Users who are worried about MailChimp messing with the product — which it has owned since 2011 — can really only fear that it will be improved or complicated. There’s not much space to go in the other direction. The more reasonable fear would be that MailChimp, by roping TinyLetter into its standard product, might begin charging for it, the way it does with its broader marketing services.
That wouldn’t necessarily be a terrible thing, for at least some of its users. TinyLetter is one of the rare remaining platforms that allows creatives to treasure small audiences, rather than angling for growth and jockeying for ad money. But we’re also moving into an era where people who make cool things online don’t want to do so for free. The short-lived platform Double Bounce aimed to make a TinyLetter-esque service where writers could charge monthly subscription fees, and Kickstarter’s recently launched Patreon competitor Drip has similar functionality.
The knee-jerk “RIP” reaction isn’t totally out of left field, though, and it speaks to a broader trend in internet culture: a fear that everything good is good only until a corporation sees an opportunity to monetize it, or until it becomes apparent that that won’t be possible.

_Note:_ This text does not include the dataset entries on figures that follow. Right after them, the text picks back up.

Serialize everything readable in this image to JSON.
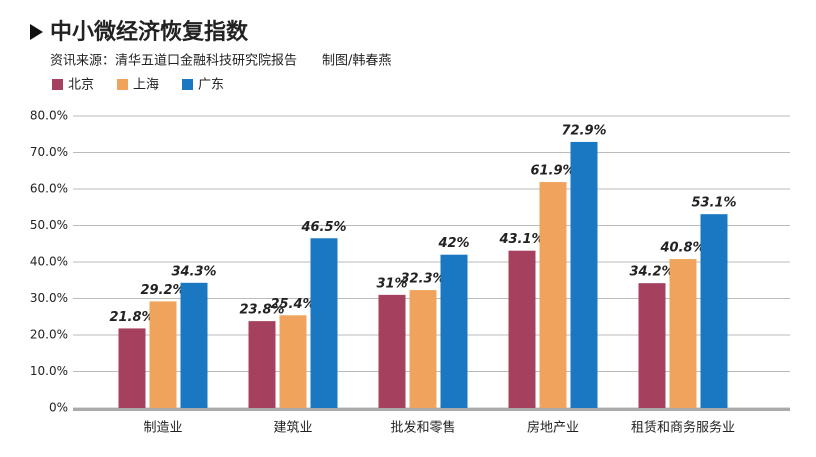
{
  "chart_data": {
    "type": "bar",
    "title": "中小微经济恢复指数",
    "source": "资讯来源：清华五道口金融科技研究院报告",
    "credit": "制图/韩春燕",
    "categories": [
      "制造业",
      "建筑业",
      "批发和零售",
      "房地产业",
      "租赁和商务服务业"
    ],
    "series": [
      {
        "name": "北京",
        "color": "#a5405e",
        "values": [
          21.8,
          23.8,
          31,
          43.1,
          34.2
        ],
        "value_labels": [
          "21.8%",
          "23.8%",
          "31%",
          "43.1%",
          "34.2%"
        ]
      },
      {
        "name": "上海",
        "color": "#f0a35c",
        "values": [
          29.2,
          25.4,
          32.3,
          61.9,
          40.8
        ],
        "value_labels": [
          "29.2%",
          "25.4%",
          "32.3%",
          "61.9%",
          "40.8%"
        ]
      },
      {
        "name": "广东",
        "color": "#1a78c2",
        "values": [
          34.3,
          46.5,
          42,
          72.9,
          53.1
        ],
        "value_labels": [
          "34.3%",
          "46.5%",
          "42%",
          "72.9%",
          "53.1%"
        ]
      }
    ],
    "ylim": [
      0,
      80
    ],
    "yticks": [
      {
        "value": 0,
        "label": "0%"
      },
      {
        "value": 10,
        "label": "10.0%"
      },
      {
        "value": 20,
        "label": "20.0%"
      },
      {
        "value": 30,
        "label": "30.0%"
      },
      {
        "value": 40,
        "label": "40.0%"
      },
      {
        "value": 50,
        "label": "50.0%"
      },
      {
        "value": 60,
        "label": "60.0%"
      },
      {
        "value": 70,
        "label": "70.0%"
      },
      {
        "value": 80,
        "label": "80.0%"
      }
    ],
    "grid": true,
    "legend": "top-left"
  }
}
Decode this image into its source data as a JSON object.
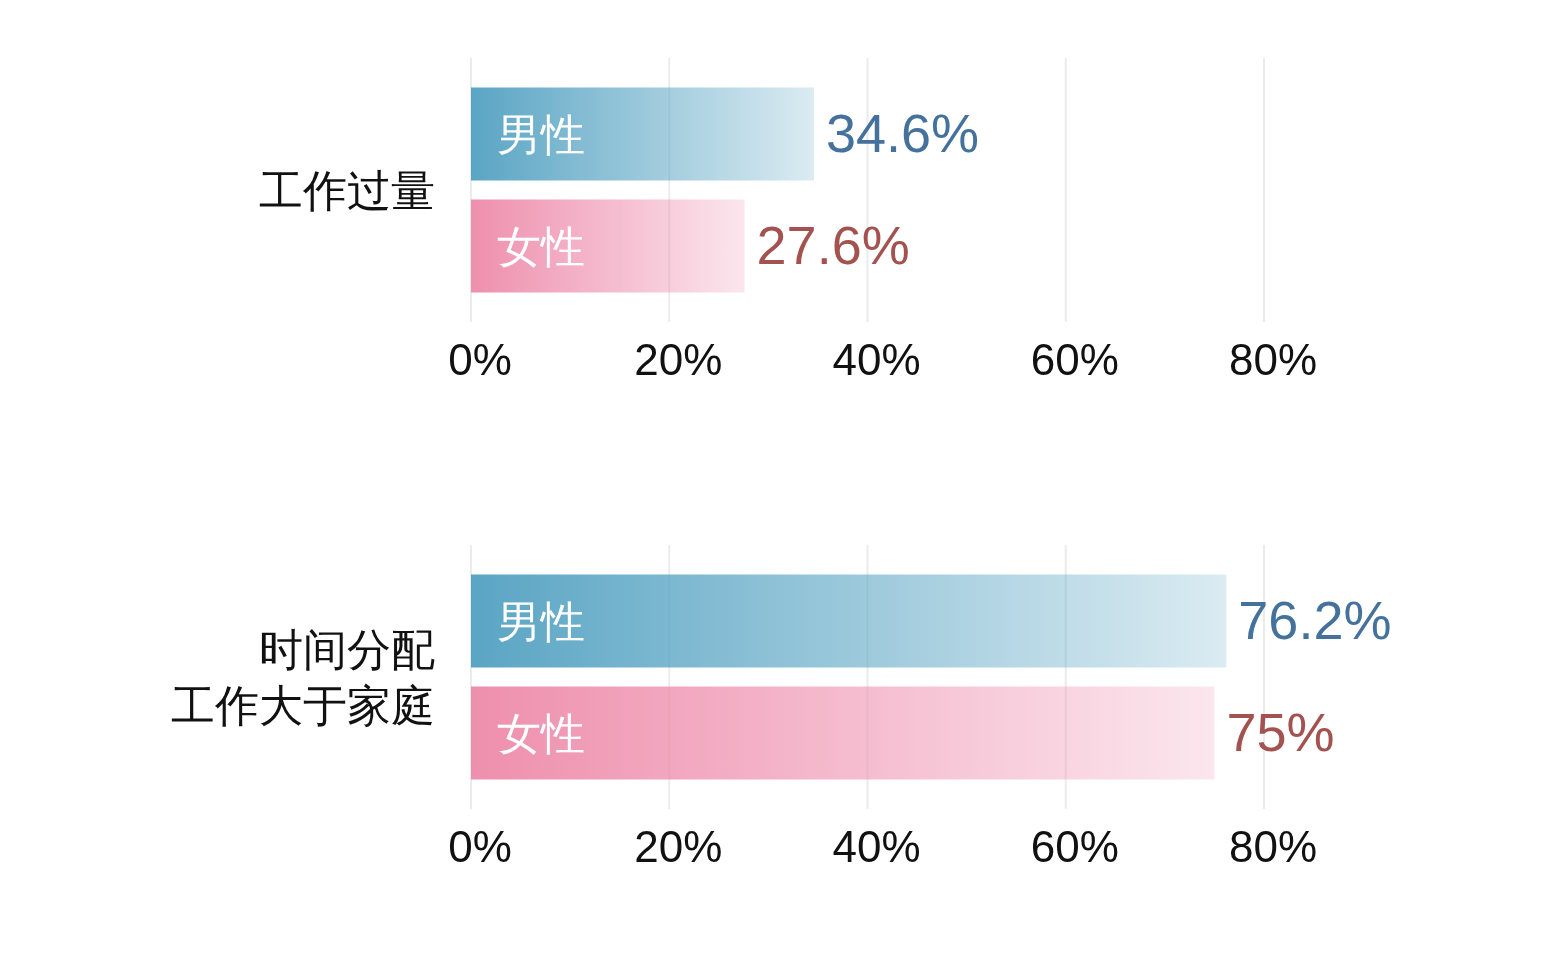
{
  "chart_data": [
    {
      "type": "bar",
      "orientation": "horizontal",
      "categories": [
        "工作过量"
      ],
      "xlim": [
        0,
        80
      ],
      "xticks": [
        {
          "value": 0,
          "label": "0%"
        },
        {
          "value": 20,
          "label": "20%"
        },
        {
          "value": 40,
          "label": "40%"
        },
        {
          "value": 60,
          "label": "60%"
        },
        {
          "value": 80,
          "label": "80%"
        }
      ],
      "grid": "x",
      "series": [
        {
          "name": "男性",
          "color": "#5aa5c4",
          "values": [
            34.6
          ],
          "value_labels": [
            "34.6%"
          ]
        },
        {
          "name": "女性",
          "color": "#ee8fae",
          "values": [
            27.6
          ],
          "value_labels": [
            "27.6%"
          ]
        }
      ]
    },
    {
      "type": "bar",
      "orientation": "horizontal",
      "categories": [
        "时间分配工作大于家庭"
      ],
      "xlim": [
        0,
        80
      ],
      "xticks": [
        {
          "value": 0,
          "label": "0%"
        },
        {
          "value": 20,
          "label": "20%"
        },
        {
          "value": 40,
          "label": "40%"
        },
        {
          "value": 60,
          "label": "60%"
        },
        {
          "value": 80,
          "label": "80%"
        }
      ],
      "grid": "x",
      "series": [
        {
          "name": "男性",
          "color": "#5aa5c4",
          "values": [
            76.2
          ],
          "value_labels": [
            "76.2%"
          ]
        },
        {
          "name": "女性",
          "color": "#ee8fae",
          "values": [
            75
          ],
          "value_labels": [
            "75%"
          ]
        }
      ]
    }
  ]
}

The question of how to make internet culture profitable and protected has haunted beloved platforms for years, killing Vine in 2016 and putting Tumblr and SoundCloud through periods of crisis in 2017. The fear that there is no such thing as a truly “benevolent” and reliable platform is a founded one, as creatives have seen Yahoo and then Verizon mess with Tumblr’s product and community, Yahoo and then YouTube property AVOS dismantle what was good about bookmarking site Delicious, and Patreon experiment with service fees that would dramatically cut into users’ bottom lines.
But Patreon’s service fee was shouted down by its users, and the company offered an apology within days. Pinboard founder Maciej CegÅ‚owski takes product design suggestions from users in a Google Doc, and mercilessly mocked former competitor Delicious for the ultimate sin of stupidity: ignoring what people actually used its product for and effectively signing its own death sentence. He rebuilt Pinboard as a haven for the fandom communities that Delicious inadvertently drove away. MailChimp felt compelled to reach out to TinyLetter’s user base with a tone of reassurance that bordered on camaraderie. It doesn’t make sense for MailChimp to mess too heavily with TinyLetter, in particular because it is so simple, beloved, and likely costs very little to operate.
For now, the users of creative platforms are winning the battle to keep the things they love. And for now, TinyLetter is probably not dying.